The Conference, however, has been in perfect accord upon several other questions of considerable importance. It has been decided to recommend the adoption by the various Governments represented of a uniform sea-going intercolonial postage rate of threepence, and also to reduce the charges upon telegraphic messages. It is believed that these arrangements will be found beneficial to trade and acceptable to the public generally.
The evils that have arisen from the facility with which absconding debtors and other offenders have been enabled to evade justice through the absence of uniform intercolonial law on the subject formed part of the deliberations of the Conference, and it was resolved that the Governments of the various colonies should be urged to introduce Bills of similar import at the earliest practicable opportunity.
The question of immigration was considered, and an opinion was recorded that it would be desirable in future to adopt a plan, common to the several colonies, so as to secure to each the full benefit to which it would be entitled on account of the expenditure of public money for this object.
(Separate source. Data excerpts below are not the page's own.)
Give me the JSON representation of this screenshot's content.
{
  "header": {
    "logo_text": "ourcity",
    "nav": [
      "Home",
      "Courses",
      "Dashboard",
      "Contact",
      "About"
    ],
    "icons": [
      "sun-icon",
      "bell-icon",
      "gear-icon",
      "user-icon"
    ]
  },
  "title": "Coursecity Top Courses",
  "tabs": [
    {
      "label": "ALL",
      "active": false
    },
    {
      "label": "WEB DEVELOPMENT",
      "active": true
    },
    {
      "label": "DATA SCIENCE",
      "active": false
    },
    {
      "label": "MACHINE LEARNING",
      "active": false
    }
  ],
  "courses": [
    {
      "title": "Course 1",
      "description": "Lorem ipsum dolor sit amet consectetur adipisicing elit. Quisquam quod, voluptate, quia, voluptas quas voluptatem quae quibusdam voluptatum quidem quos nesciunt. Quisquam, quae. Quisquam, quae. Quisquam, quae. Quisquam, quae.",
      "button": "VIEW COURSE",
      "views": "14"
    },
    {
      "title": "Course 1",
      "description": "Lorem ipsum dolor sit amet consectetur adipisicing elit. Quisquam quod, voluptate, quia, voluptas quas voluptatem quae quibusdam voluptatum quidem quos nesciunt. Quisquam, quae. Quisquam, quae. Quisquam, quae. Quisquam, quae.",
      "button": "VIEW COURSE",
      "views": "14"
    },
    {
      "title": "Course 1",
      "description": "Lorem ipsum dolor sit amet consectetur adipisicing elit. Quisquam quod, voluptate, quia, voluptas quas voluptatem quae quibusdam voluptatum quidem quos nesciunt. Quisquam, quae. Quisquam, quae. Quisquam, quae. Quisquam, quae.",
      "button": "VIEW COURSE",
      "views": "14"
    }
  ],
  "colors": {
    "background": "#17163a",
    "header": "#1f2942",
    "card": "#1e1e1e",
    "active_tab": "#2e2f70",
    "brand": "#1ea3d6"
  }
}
The attention of the several Governments will be invited to the question, with a view to the adoption of corresponding regulations.
Despatches from the Imperial Government having intimated the intended withdrawal of the troops now stationed in Australia, the Conference took into consideration the course to be pursued under the altered circumstances in which the colonies are about to be placed, and it was decided to press upon the attention of Her Majesty's Government the paramount duty of their making adequate naval provision for the protection of British and Australian commerce in these waters, especially in time of war.
Resolutions were also agreed to on the following subjects: - The adoption of the necessary steps to secure the withdrawal of the large amount of worn and deteriorated silver coinage now circulating in the Australian colonies:
For obtaining the establishment of a British Protectorate over the Fiji Islands:
For the calling of the Peninsular and Oriental Company's steamers at the port of Kangaroo Island, in South Australia:
Telegraphic communication with Port Darwin, and with the Gulf of Carpentaria: 
The proposed new schemes of Ocean Postal and Passenger service:
The relief of distressed colonists and seamen in foreign ports:
The statistical records of the several colonies being corn piled upon a uniform method:
And the Conference also affirmed the desirableness of the respective Governments exerting their influence with a view to the introduction of the Central system for weights.